Thursday, August 6th, 2015

FOIA Violation Costs Sheriff’s Office About $85,000

The McHenry County Sheriff’s Office was fined $5,000 in addition to approximately $80,000 for the other side’s legal costs and filing fees, after a trial court deemed it to have improperly withheld documents from a Freedom of Information Act (FOIA) request. The FOIA request had been made in 2013 by a local media source to obtain records regarding an internal investigation the then Sheriff had conducted into an alleged wrongdoing by the then Undersheriff. The Sheriff concluded that there had been no wrongdoing by the Undersheriff.

The Sheriff’s Office denied the FOIA request, citing exemption from disclosure under the FOIA, stating that the documents were related to the Sheriff’s Office’s adjudication of a disciplinary case (5 ILCS 140/7(1)(n)).
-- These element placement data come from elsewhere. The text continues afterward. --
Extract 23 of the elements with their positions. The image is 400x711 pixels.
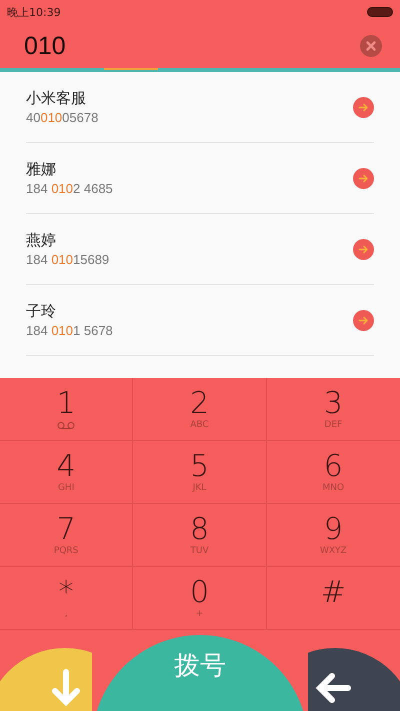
- clear-icon[interactable]: [360, 35, 382, 57]
- voicemail-icon: [57, 420, 76, 430]
- phone-number: 184 0101 5678: [26, 323, 113, 338]
- contact-name: 子玲: [26, 302, 57, 321]
- contact-name: 小米客服: [26, 89, 87, 108]
- phone-number: 184 01015689: [26, 252, 110, 267]
- search-field[interactable]: 010: [24, 32, 224, 60]
- dial-key[interactable]: 4 GHI: [0, 441, 134, 504]
- dial-key[interactable]: 5 JKL: [133, 441, 267, 504]
- collapse-button[interactable]: [0, 648, 92, 711]
- dial-key[interactable]: 2 ABC: [133, 378, 267, 441]
- dial-key[interactable]: * ,: [0, 567, 134, 630]
- status-time: 晚上10:39: [7, 4, 61, 20]
- battery-icon: [367, 7, 393, 17]
- phone-number: 184 0102 4685: [26, 181, 113, 196]
- backspace-button[interactable]: [308, 648, 400, 711]
- dial-key[interactable]: 1: [0, 378, 134, 441]
- contact-name: 雅娜: [26, 160, 57, 179]
- dial-key[interactable]: 8 TUV: [133, 504, 267, 567]
- dial-key[interactable]: 7 PQRS: [0, 504, 134, 567]
- dial-key[interactable]: 0 +: [133, 567, 267, 630]
- phone-number: 4001005678: [26, 110, 98, 125]
- contact-name: 燕婷: [26, 231, 57, 250]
The media source then submitted the denial to the Public Access Counselor (PAC) for review, and the PAC issued a non-binding determination that the records should be disclosed because they related to an investigation, not an adjudication. After the Sheriff’s Office still refused to produce the documents, the media source filed suit against the Sheriff’s Office for an alleged FOIA violation.

At trial, the court determined that because a summary of the investigation report had been previously disclosed outside of the Sheriff’s Office, including to a media source, the Sheriff’s Office had waived its asserted FOIA exemption. While the trial court did not order the disclosure of the full report, the award of legal costs was determined to be a reasonable reflection of the time necessary to successfully litigate a FOIA violation. The plaintiff’s attorney had clocked over 300 hours on the case.

The case could still be appealed, and there are several issues that will be of interest to local governments if this case becomes precedential in the Second Appellate District. For example, the FOIA does not define “adjudication” under the cited exemption, and so it is unclear at what point a personnel disciplinary investigation becomes an adjudication. Also at potential issue is whether the entire investigation report should have been disclosed versus only the summary of the report, and whether and on what basis FOIA exemptions may be waived. Until more clarity emerges on these issues, the threat of paying tens of thousands of dollars plus a fine looms large for local governments which are advised to carefully analyze the FOIA exemptions before asserting them in a FOIA response.